Trenerzy po meczu GKS Bełchatów - Podbeskidzie (KONFERENCJA)
- Nasze zwycięstwo jest na pewno szczęśliwe. Nie kontrolowaliśmy tego meczu, cofnęliśmy się za głęboko, popełnialiśmy błędy w obronie - przyznał po wygranej w Bełchatowie Leszek Ojrzyński, szkoleniowiec Podbeskidzia.
Leszek Ojrzyński: - Nasze zwycięstwo jest na pewno szczęśliwe.
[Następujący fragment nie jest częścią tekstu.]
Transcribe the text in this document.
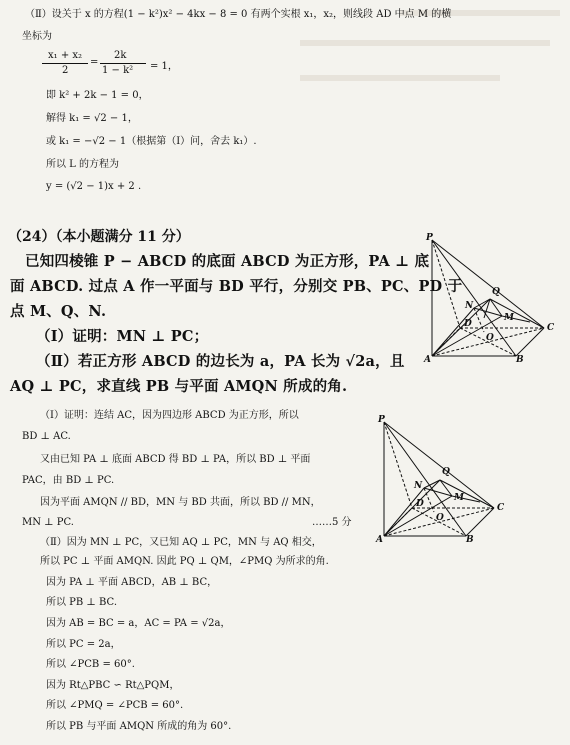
（Ⅱ）设关于 x 的方程(1 − k²)x² − 4kx − 8 = 0 有两个实根 x₁，x₂，则线段 AD 中点 M 的横
坐标为
x₁ + x₂
2
=
2k
1 − k² = 1，
即 k² + 2k − 1 = 0，
解得 k₁ = √2 − 1，
或 k₁ = −√2 − 1（根据第（Ⅰ）问，舍去 k₁）.
所以 L 的方程为
y = (√2 − 1)x + 2 .
（24）（本小题满分 11 分）
已知四棱锥 P − ABCD 的底面 ABCD 为正方形，PA ⊥ 底
面 ABCD. 过点 A 作一平面与 BD 平行，分别交 PB、PC、PD 于
点 M、Q、N.
（Ⅰ）证明：MN ⊥ PC；
（Ⅱ）若正方形 ABCD 的边长为 a，PA 长为 √2a，且
AQ ⊥ PC，求直线 PB 与平面 AMQN 所成的角.
P
Q
N
M
D
O
C
A	B
（Ⅰ）证明：连结 AC，因为四边形 ABCD 为正方形，所以
BD ⊥ AC.
又由已知 PA ⊥ 底面 ABCD 得 BD ⊥ PA，所以 BD ⊥ 平面
PAC，由 BD ⊥ PC.
因为平面 AMQN // BD，MN 与 BD 共面，所以 BD // MN，
MN ⊥ PC.	……5 分
（Ⅱ）因为 MN ⊥ PC，又已知 AQ ⊥ PC，MN 与 AQ 相交，
所以 PC ⊥ 平面 AMQN. 因此 PQ ⊥ QM，∠PMQ 为所求的角.
因为 PA ⊥ 平面 ABCD，AB ⊥ BC，
所以 PB ⊥ BC.
因为 AB = BC = a，AC = PA = √2a，
所以 PC = 2a，
所以 ∠PCB = 60°.
因为 Rt△PBC ∽ Rt△PQM，
所以 ∠PMQ = ∠PCB = 60°.
所以 PB 与平面 AMQN 所成的角为 60°.
P
Q
N
M
D
O
C
A	B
Nie kontrolowaliśmy tego meczu, cofnęliśmy się za głęboko, popełnialiśmy błędy w obronie, a fizycznie też było bez rewelacji, jak z całą naszą grą. Nie będę się jednak pastwił nad przebiegiem spotkania, ponieważ wynik jest świetny i najważniejszy. Przyjechaliśmy po trzy punkty i je zdobyliśmy. Bramka kontaktowa dla gospodarzy padła po nieuwadze, chyba nie tylko naszej. Później zrobiło się bardzo gorąco, szczególnie po stracie Śpiączki i w to spotkanie wkradła się dramaturgia.
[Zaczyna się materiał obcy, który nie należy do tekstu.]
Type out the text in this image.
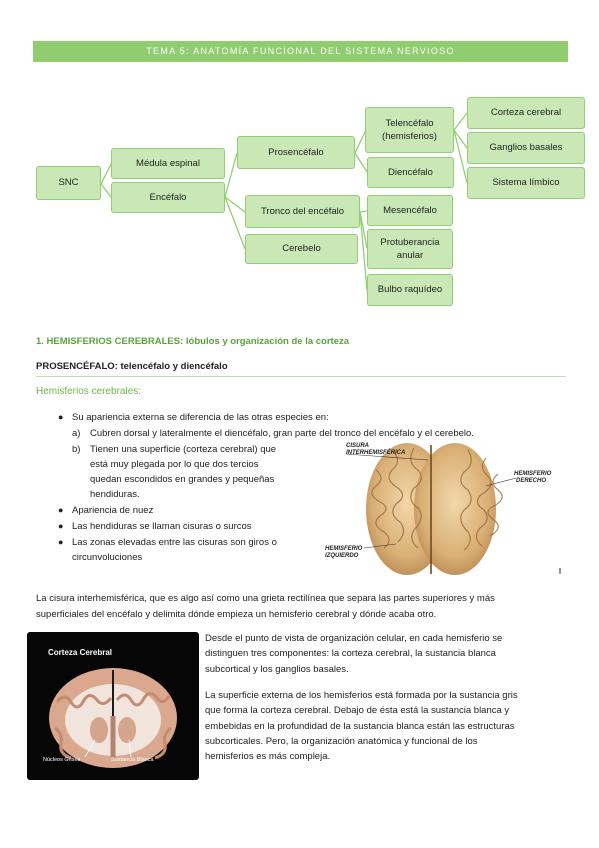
TEMA 5: ANATOMÍA FUNCIONAL DEL SISTEMA NERVIOSO
SNC
Médula espinal
Encéfalo
Prosencéfalo
Tronco del encéfalo
Cerebelo
Telencéfalo (hemisferios)
Diencéfalo
Mesencéfalo
Protuberancia anular
Bulbo raquídeo
Corteza cerebral
Ganglios basales
Sistema límbico
1. HEMISFERIOS CEREBRALES: lóbulos y organización de la corteza
PROSENCÉFALO: telencéfalo y diencéfalo
Hemisferios cerebrales:
● Su apariencia externa se diferencia de las otras especies en:
a) Cubren dorsal y lateralmente el diencéfalo, gran parte del tronco del encéfalo y el cerebelo.
b) Tienen una superficie (corteza cerebral) que
está muy plegada por lo que dos tercios
quedan escondidos en grandes y pequeñas
hendiduras.
● Apariencia de nuez
● Las hendiduras se llaman cisuras o surcos
● Las zonas elevadas entre las cisuras son giros o
circunvoluciones
CISURA
INTERHEMISFÉRICA
HEMISFERIO
DERECHO
HEMISFERIO
IZQUIERDO
La cisura interhemisférica, que es algo así como una grieta rectilínea que separa las partes superiores y más
superficiales del encéfalo y delimita dónde empieza un hemisferio cerebral y dónde acaba otro.
Corteza Cerebral
Núcleos Grises	Sustancia Blanca
Desde el punto de vista de organización celular, en cada hemisferio se
distinguen tres componentes: la corteza cerebral, la sustancia blanca
subcortical y los ganglios basales.
La superficie externa de los hemisferios está formada por la sustancia gris
que forma la corteza cerebral. Debajo de ésta está la sustancia blanca y
embebidas en la profundidad de la sustancia blanca están las estructuras
subcorticales. Pero, la organización anatómica y funcional de los
hemisferios es más compleja.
Kamil Kiereś: - Był to trochę dziwny mecz. Zaczął się dla nas pechowo już wczoraj. Flis miał grać dzisiaj w pierwszym składzie, ale dostał infekcji, otrzymał antybiotyk i nie mógł w tym meczu wystąpić. Naszym założeniem na to spotkanie było zdobyć trzy punkty, graliśmy u siebie, a naszym celem jest awans do czołowej ósemki. Z takim nastawieniem przystąpiliśmy do walki. Do momentu rzutu karnego dla Podbeskidzia mieliśmy bardzo dobry moment płynnej gry. Za chwilę już przegrywaliśmy 0:1, po czym Podbeskidzie się cofnęło, realizując swoją taktykę w defensywie. Dwóch zawodników doznało dzisiaj również kontuzji. Mowa tutaj o Adrianie Basta i Bartku Ślusarskim, którzy prawdopodobnie wypadną na dłuższy czas.
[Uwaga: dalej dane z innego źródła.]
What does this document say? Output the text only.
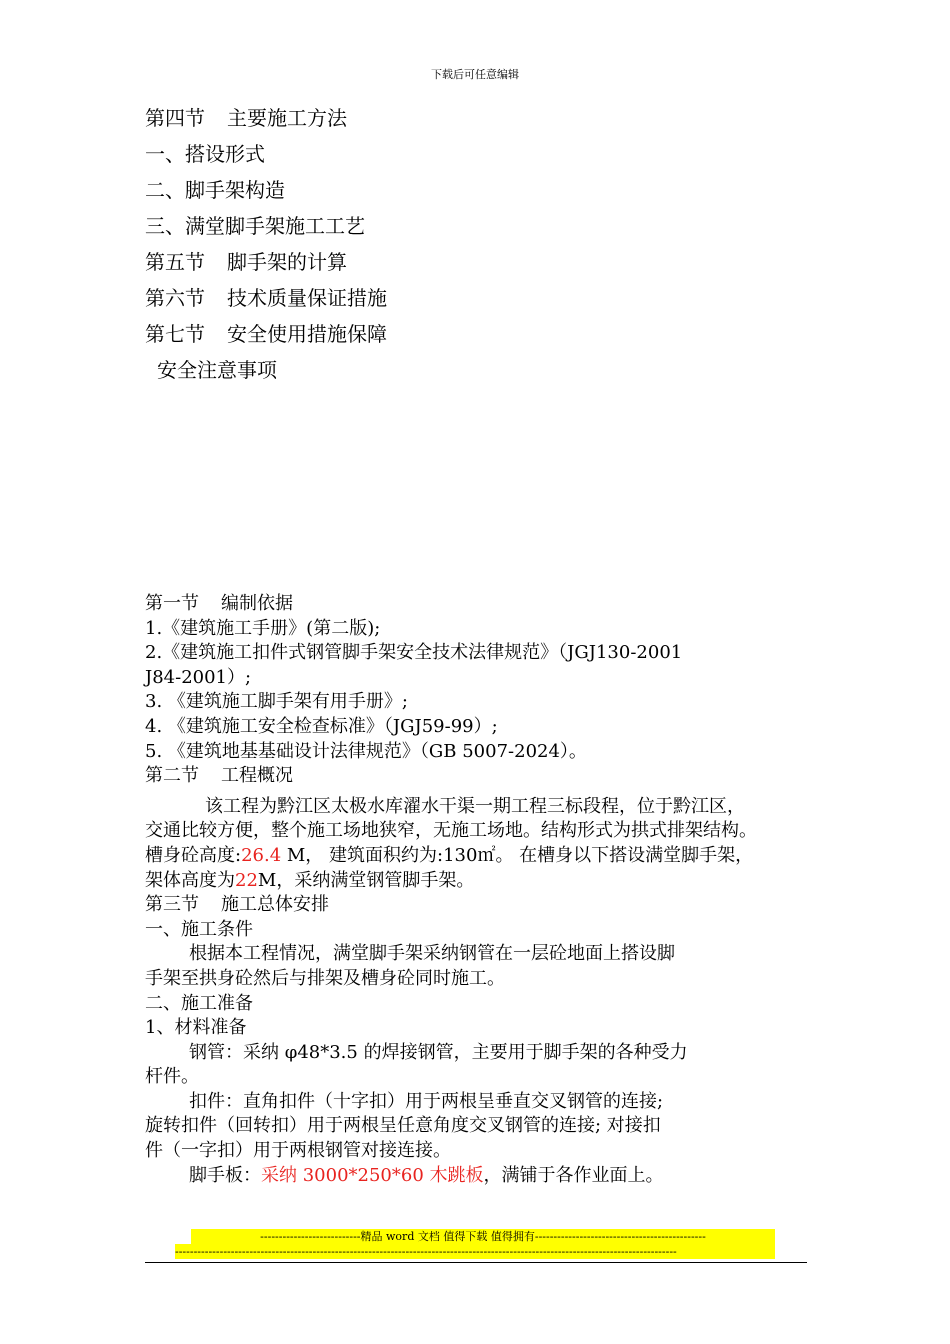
下载后可任意编辑
第四节 主要施工方法
一、搭设形式
二、脚手架构造
三、满堂脚手架施工工艺
第五节 脚手架的计算
第六节 技术质量保证措施
第七节 安全使用措施保障
安全注意事项
第一节 编制依据
1.《建筑施工手册》(第二版);
2.《建筑施工扣件式钢管脚手架安全技术法律规范》（JGJ130-2001
J84-2001）;
3. 《建筑施工脚手架有用手册》;
4. 《建筑施工安全检查标准》（JGJ59-99）;
5. 《建筑地基基础设计法律规范》（GB 5007-2024）。
第二节 工程概况
该工程为黔江区太极水库濯水干渠一期工程三标段程，位于黔江区，
交通比较方便，整个施工场地狭窄，无施工场地。结构形式为拱式排架结构。
槽身砼高度:26.4 M， 建筑面积约为:130㎡。 在槽身以下搭设满堂脚手架，
架体高度为22M，采纳满堂钢管脚手架。
第三节 施工总体安排
一、施工条件
根据本工程情况，满堂脚手架采纳钢管在一层砼地面上搭设脚
手架至拱身砼然后与排架及槽身砼同时施工。
二、施工准备
1、材料准备
钢管：采纳 φ48*3.5 的焊接钢管，主要用于脚手架的各种受力
杆件。
扣件：直角扣件（十字扣）用于两根呈垂直交叉钢管的连接;
旋转扣件（回转扣）用于两根呈任意角度交叉钢管的连接; 对接扣
件（一字扣）用于两根钢管对接连接。
脚手板：采纳 3000*250*60 木跳板，满铺于各作业面上。
---------------------------精品 word 文档 值得下载 值得拥有----------------------------------------------
---------------------------------------------------------------------------------------------------------------------------------------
Były to moje czwarte zimowe przygotowania do rundy w GKS i do tej pory zawsze punktowałem w inauguracjach wiosny. Pierwszy raz przegrywam w takiej sytuacji i jest to trudny moment. Na pewno nie rezygnujemy z czołowej ósemki i do następnego meczu przystępujemy z myślą o zdobyciu trzech punktów. Nie poddajemy się, a awans do wspomnianej ósemki jest jak najbardziej realny.